Central to these claims is the concept of ‘balance’ alluded to in his discussion about people being deprived of nature becoming ‘unbalanced’.
It is of course, an instance of the naturalistic fallacy. In Sachs’s perspective, the good life has been dictated by nature. It restores ‘balance’ in individuals. Ditto, the iron logic of nature determines what is right in wider terms — of ‘balance’ in society. This is, I’ve argued before, nothing more than a search for a basis on which to build a form of politics which does not need to take a mandate from the public — the demos. The role of political institutions in this form of politics is — at face value — to manage the relationship between humans and natural processes.
In reality, however, it is a naked attempt to create authority for a political elite. This is shown most vividly by his inability to answer the question. And it is shown again in a second video, in which Sachs is asked “Is it possible for all the world’s nations to be developed, or must there be winners and losers?”
The answer is ‘no’. Sachs imagines low and middle income countries enjoying the lifestyles that the richer world enjoys. It would mean ecological disaster. The only way it is possible, he says is through a concept he calls ‘decoupling’…
… using sustainable technologies that allow for economic progress, especially in the poor and middle-income countries without damaging the environment because those technologies decouple the progress from the use of primary resources or from carbon emissions.
Solar power is the answer, he suggests, citing recent falls in the price of PV cells on the world market. Yet those falls are, as we all now know, the consequence of over-production in the East, not advances in production of them, after markets were created for them by absurd levels of subsidy, especially in Europe. And even more so in Germany… a first world country in which 800,000 people a year cannot afford to pay their electricity bills and so get cut off thanks to its renewable energy policies — especially solar — causing ever rising prices. Not even Germans — whose GDPPP was $ 38,400 in 2011 — can afford solar power!
The developing world will just have to wait for the technology it would seem. Which isn’t really an answer to the question, Is it possible for all the world’s nations to be developed, or must there be winners and losers?” The losers will have to remain losers until Sachs’s pipe dream becomes a reality, meanwhile the coal, oil and gas that they might enjoy now, or in the very near future will remain in the ground.
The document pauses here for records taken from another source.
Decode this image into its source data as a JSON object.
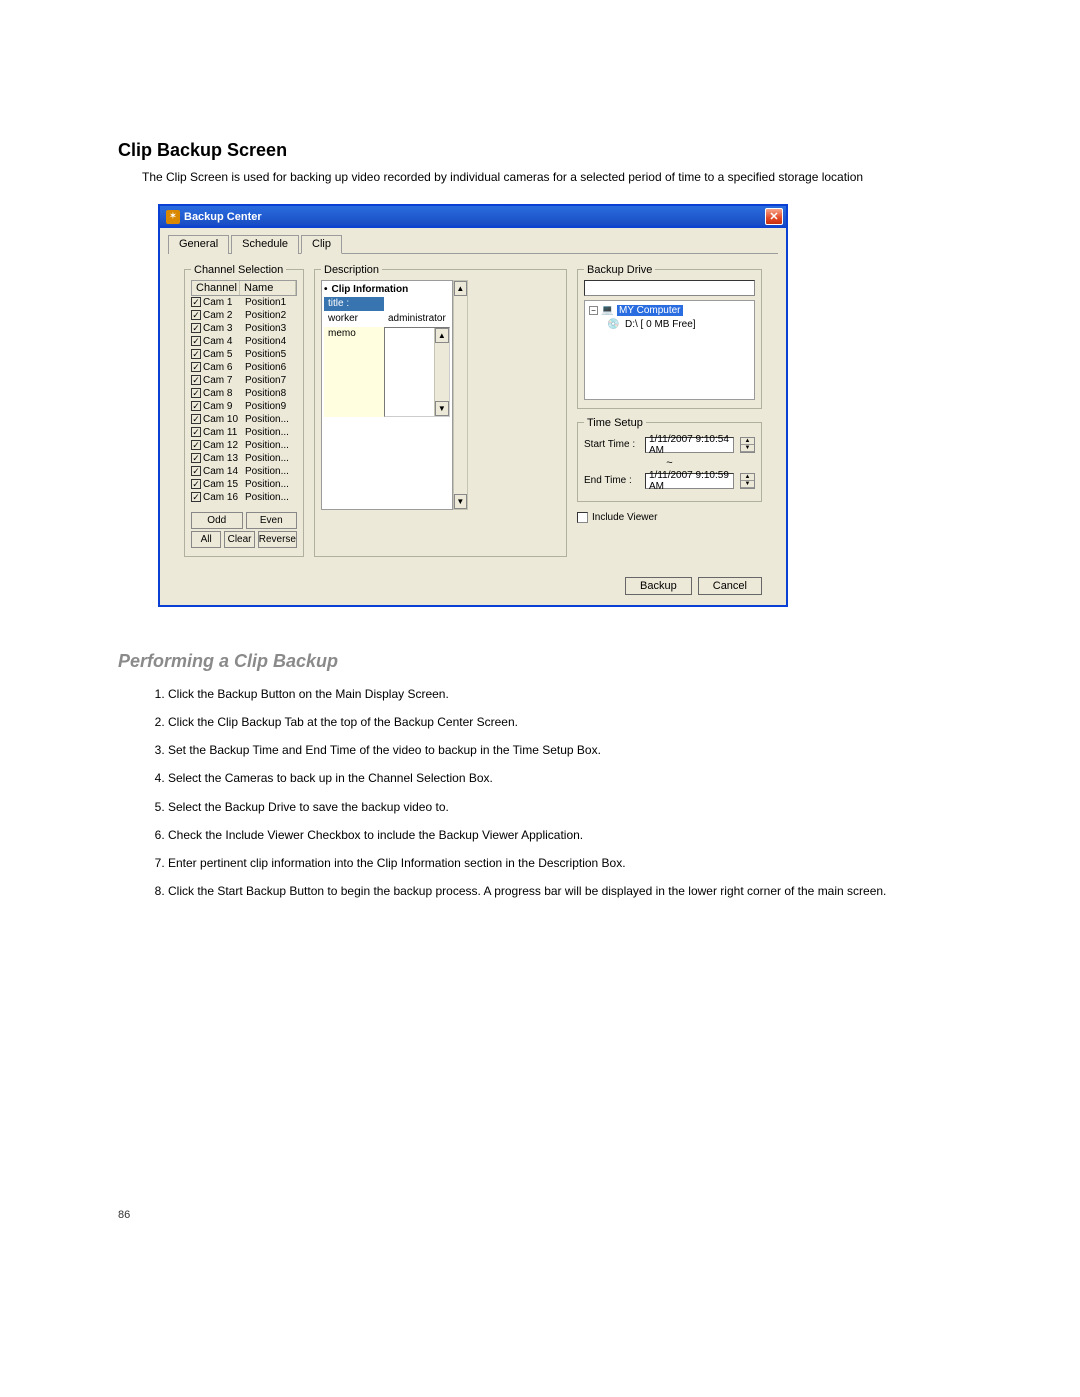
{
  "doc": {
    "heading": "Clip Backup Screen",
    "intro": "The Clip Screen is used for backing up video recorded by individual cameras for a selected period of time to a specified storage location",
    "subhead": "Performing a Clip Backup",
    "steps": [
      "Click the Backup Button on the Main Display Screen.",
      "Click the Clip Backup Tab at the top of the Backup Center Screen.",
      "Set the Backup Time and End Time of the video to backup in the Time Setup Box.",
      "Select the Cameras to back up in the Channel Selection Box.",
      "Select the Backup Drive to save the backup video to.",
      "Check the Include Viewer Checkbox to include the Backup Viewer Application.",
      "Enter pertinent clip information into the Clip Information section in the Description Box.",
      "Click the Start Backup Button to begin the backup process. A progress bar will be displayed in the lower right corner of the main screen."
    ],
    "page_number": "86"
  },
  "win": {
    "title": "Backup Center",
    "tabs": [
      "General",
      "Schedule",
      "Clip"
    ],
    "active_tab": 2,
    "chsel": {
      "legend": "Channel Selection",
      "hdr_channel": "Channel",
      "hdr_name": "Name",
      "rows": [
        {
          "ch": "Cam 1",
          "name": "Position1"
        },
        {
          "ch": "Cam 2",
          "name": "Position2"
        },
        {
          "ch": "Cam 3",
          "name": "Position3"
        },
        {
          "ch": "Cam 4",
          "name": "Position4"
        },
        {
          "ch": "Cam 5",
          "name": "Position5"
        },
        {
          "ch": "Cam 6",
          "name": "Position6"
        },
        {
          "ch": "Cam 7",
          "name": "Position7"
        },
        {
          "ch": "Cam 8",
          "name": "Position8"
        },
        {
          "ch": "Cam 9",
          "name": "Position9"
        },
        {
          "ch": "Cam 10",
          "name": "Position..."
        },
        {
          "ch": "Cam 11",
          "name": "Position..."
        },
        {
          "ch": "Cam 12",
          "name": "Position..."
        },
        {
          "ch": "Cam 13",
          "name": "Position..."
        },
        {
          "ch": "Cam 14",
          "name": "Position..."
        },
        {
          "ch": "Cam 15",
          "name": "Position..."
        },
        {
          "ch": "Cam 16",
          "name": "Position..."
        }
      ],
      "btn_odd": "Odd",
      "btn_even": "Even",
      "btn_all": "All",
      "btn_clear": "Clear",
      "btn_reverse": "Reverse"
    },
    "desc": {
      "legend": "Description",
      "clipinfo": "Clip Information",
      "title_key": "title :",
      "title_val": "",
      "worker_key": "worker",
      "worker_val": "administrator",
      "memo_key": "memo"
    },
    "drive": {
      "legend": "Backup Drive",
      "root": "MY Computer",
      "child": "D:\\ [ 0 MB Free]"
    },
    "time": {
      "legend": "Time Setup",
      "start_lbl": "Start Time :",
      "start_val": "1/11/2007   9:10:54 AM",
      "end_lbl": "End Time :",
      "end_val": "1/11/2007   9:10:59 AM",
      "tilde": "~"
    },
    "incl_viewer": "Include Viewer",
    "btn_backup": "Backup",
    "btn_cancel": "Cancel"
  }
}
A man, in such a position of influence as he — with the ear of presidents throughout the world, and as former adviser to the World Bank, the Organization for Economic Cooperation and Development, the World Health Organization, the International Monetary Fund, and the United Nations Development Program, and as the author of many projects seemingly intended to realise ‘sustainable development’ — really ought be able to answer the question.
Instead he unwittingly gives the lie to the claim that sustainable development is necessary — ‘sustainability’ is in fact hostile to the very concept of development.
Perhaps Sachs believes his own verbiage. But I see no reason to take at face value what has very little scientific basis. It is not simply bad science, bad politics and bad faith — these things justified on mystical concepts of ‘balance’, and ‘ecosystem’. It is woo-woo, passed off as planet-saving insight. Shame on Sachs.